I consider myself very fortunate to have worked under the guidance of Dr. S. Kumar, Associate Professor and Head, Sher-e-Kashmir University of Agricultural Sciences and Technology- Jammu, J&K. He has been a great support throughout this study including my PhD programme.

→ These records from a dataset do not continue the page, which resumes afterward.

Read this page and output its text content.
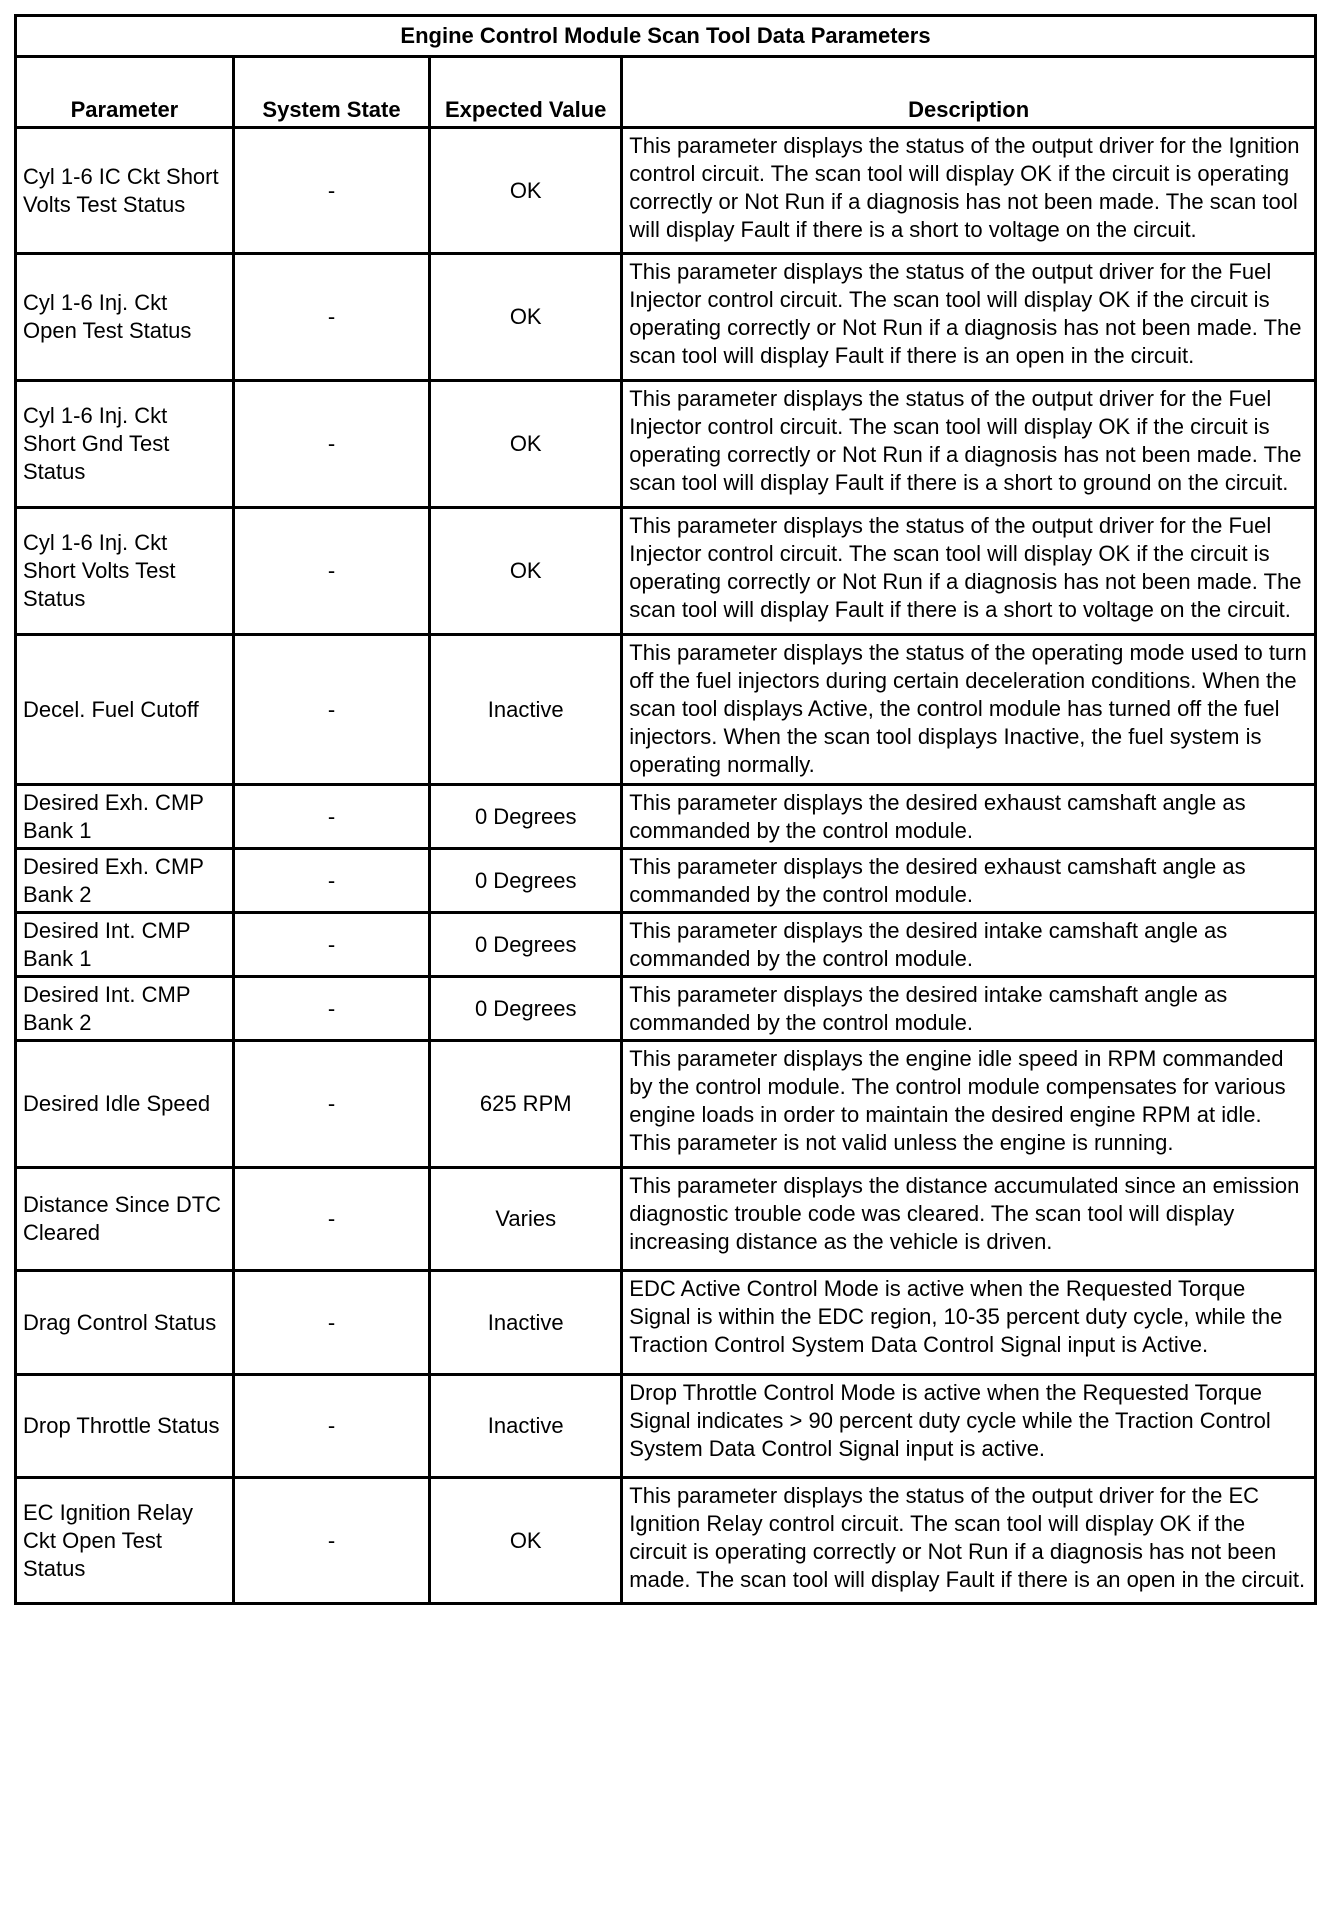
Engine Control Module Scan Tool Data Parameters			
Parameter	System State	Expected Value	Description
Cyl 1-6 IC Ckt Short Volts Test Status	-	OK	This parameter displays the status of the output driver for the Ignition control circuit. The scan tool will display OK if the circuit is operating correctly or Not Run if a diagnosis has not been made. The scan tool will display Fault if there is a short to voltage on the circuit.
Cyl 1-6 Inj. Ckt Open Test Status	-	OK	This parameter displays the status of the output driver for the Fuel Injector control circuit. The scan tool will display OK if the circuit is operating correctly or Not Run if a diagnosis has not been made. The scan tool will display Fault if there is an open in the circuit.
Cyl 1-6 Inj. Ckt Short Gnd Test Status	-	OK	This parameter displays the status of the output driver for the Fuel Injector control circuit. The scan tool will display OK if the circuit is operating correctly or Not Run if a diagnosis has not been made. The scan tool will display Fault if there is a short to ground on the circuit.
Cyl 1-6 Inj. Ckt Short Volts Test Status	-	OK	This parameter displays the status of the output driver for the Fuel Injector control circuit. The scan tool will display OK if the circuit is operating correctly or Not Run if a diagnosis has not been made. The scan tool will display Fault if there is a short to voltage on the circuit.
Decel. Fuel Cutoff	-	Inactive	This parameter displays the status of the operating mode used to turn off the fuel injectors during certain deceleration conditions. When the scan tool displays Active, the control module has turned off the fuel injectors. When the scan tool displays Inactive, the fuel system is operating normally.
Desired Exh. CMP Bank 1	-	0 Degrees	This parameter displays the desired exhaust camshaft angle as commanded by the control module.
Desired Exh. CMP Bank 2	-	0 Degrees	This parameter displays the desired exhaust camshaft angle as commanded by the control module.
Desired Int. CMP Bank 1	-	0 Degrees	This parameter displays the desired intake camshaft angle as commanded by the control module.
Desired Int. CMP Bank 2	-	0 Degrees	This parameter displays the desired intake camshaft angle as commanded by the control module.
Desired Idle Speed	-	625 RPM	This parameter displays the engine idle speed in RPM commanded by the control module. The control module compensates for various engine loads in order to maintain the desired engine RPM at idle. This parameter is not valid unless the engine is running.
Distance Since DTC Cleared	-	Varies	This parameter displays the distance accumulated since an emission diagnostic trouble code was cleared. The scan tool will display increasing distance as the vehicle is driven.
Drag Control Status	-	Inactive	EDC Active Control Mode is active when the Requested Torque Signal is within the EDC region, 10-35 percent duty cycle, while the Traction Control System Data Control Signal input is Active.
Drop Throttle Status	-	Inactive	Drop Throttle Control Mode is active when the Requested Torque Signal indicates > 90 percent duty cycle while the Traction Control System Data Control Signal input is active.
EC Ignition Relay Ckt Open Test Status	-	OK	This parameter displays the status of the output driver for the EC Ignition Relay control circuit. The scan tool will display OK if the circuit is operating correctly or Not Run if a diagnosis has not been made. The scan tool will display Fault if there is an open in the circuit.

Then I would like to thank Dr A. Kumar and Dr Z.F. Bhat both are Assistant Professor, Sher-e-Kashmir University of Agricultural Sciences and Technology. Their experience and constant suggestions in technical programme of the study made it a success. All the authors would like to thank Sher-e-Kashmir University of Agricultural Science and Technology, Jammu for financial as well as technical support.